Ilgar Mammadov, political analyst and chairman of the opposition group REAL (Republican Alternative), was convicted together with Tofig Yagublu, columnist and deputy chair of the opposition political party Musavat on March 17, 2014. The two men were found guilty  of instigating violence on January 24, 2013, during a visit to the northern town of Ismayilli. The town was the site of anti-government riots, in response to indecent behaviour on the part of a relative of the local governor. Mammadov and Yagublu had travelled to Ismayilli to find out more about the situation and were arrested  during their visit.
The other side of the rainbow
While the government is engaged in a witch-hunt, curtailing the freedoms of people like those mentioned above, certain other Azerbaijanis enjoy an unfettered life. These include government officials and their families and relatives, whose lives remain untouched by everyday realities, whose businesses flourish, and who are never man-handled by the Azerbaijani police.
It is no secret that public servants and MPs in Azerbaijan are engaged in business enterprise, though the law prohibits it. Corruption is at a record high, with Transparency International ranking  Azerbaijan 127th among 177 countries.
And here's the icing on the cake: on May 16, Azerbaijan will assume the chairmanship of the Committee of Ministers of the Council of Europe. And there's no doubt that the country will do its best to promote its image abroad. Not the image of a country that tortures its citizens, of course, but perhaps of a gentler nation that offers detainees the option of a being raped with a bottle instead.

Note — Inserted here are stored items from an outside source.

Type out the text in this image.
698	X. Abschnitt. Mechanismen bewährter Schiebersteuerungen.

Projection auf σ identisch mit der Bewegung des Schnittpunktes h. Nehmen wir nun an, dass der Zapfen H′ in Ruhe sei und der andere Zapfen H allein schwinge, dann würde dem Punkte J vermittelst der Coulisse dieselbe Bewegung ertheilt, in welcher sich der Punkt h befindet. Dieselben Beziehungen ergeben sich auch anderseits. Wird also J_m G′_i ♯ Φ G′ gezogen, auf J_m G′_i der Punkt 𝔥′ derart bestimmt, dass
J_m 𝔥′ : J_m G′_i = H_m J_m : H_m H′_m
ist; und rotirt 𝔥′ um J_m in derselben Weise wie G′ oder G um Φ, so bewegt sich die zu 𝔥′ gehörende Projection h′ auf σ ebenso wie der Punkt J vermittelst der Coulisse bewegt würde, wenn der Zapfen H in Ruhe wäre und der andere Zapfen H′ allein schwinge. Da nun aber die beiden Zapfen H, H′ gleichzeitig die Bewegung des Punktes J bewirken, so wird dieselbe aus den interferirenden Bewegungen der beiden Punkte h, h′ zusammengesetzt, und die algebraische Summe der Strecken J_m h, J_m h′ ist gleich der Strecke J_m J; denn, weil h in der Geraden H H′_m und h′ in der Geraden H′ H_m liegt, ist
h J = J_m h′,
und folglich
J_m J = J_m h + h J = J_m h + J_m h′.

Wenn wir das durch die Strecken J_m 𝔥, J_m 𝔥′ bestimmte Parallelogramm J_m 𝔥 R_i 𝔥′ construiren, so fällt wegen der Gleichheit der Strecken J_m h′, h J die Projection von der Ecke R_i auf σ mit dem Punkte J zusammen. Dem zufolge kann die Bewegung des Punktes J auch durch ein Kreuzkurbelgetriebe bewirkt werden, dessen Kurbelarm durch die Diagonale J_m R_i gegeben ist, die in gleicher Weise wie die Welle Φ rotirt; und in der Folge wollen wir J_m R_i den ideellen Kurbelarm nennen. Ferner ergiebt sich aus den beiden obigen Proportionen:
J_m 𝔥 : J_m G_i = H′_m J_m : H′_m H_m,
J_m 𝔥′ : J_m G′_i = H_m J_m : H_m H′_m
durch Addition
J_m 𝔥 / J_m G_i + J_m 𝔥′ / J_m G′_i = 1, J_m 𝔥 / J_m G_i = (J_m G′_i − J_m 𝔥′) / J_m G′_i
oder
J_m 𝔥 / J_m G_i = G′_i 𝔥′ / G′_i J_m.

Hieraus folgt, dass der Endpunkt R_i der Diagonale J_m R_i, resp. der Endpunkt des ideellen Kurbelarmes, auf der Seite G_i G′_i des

Back in that court room, my heart ached as I watched those eight young men. They were there because Azerbaijani authorities are intimidated by the intelligence of the country's youth, who deserve none of the treatment they are getting. Seeing Zaur Gurbanli and his colleagues smile and exchange messages with their friends and families, uncertain what was in store for them and yet standing firmly on their feet passing jokes, was an image I felt the whole world should see. But there were few people to witness it, and fewer still will think of this image as the Council of Europe welcomes Azerbaijan to the chair with wide grins on their faces.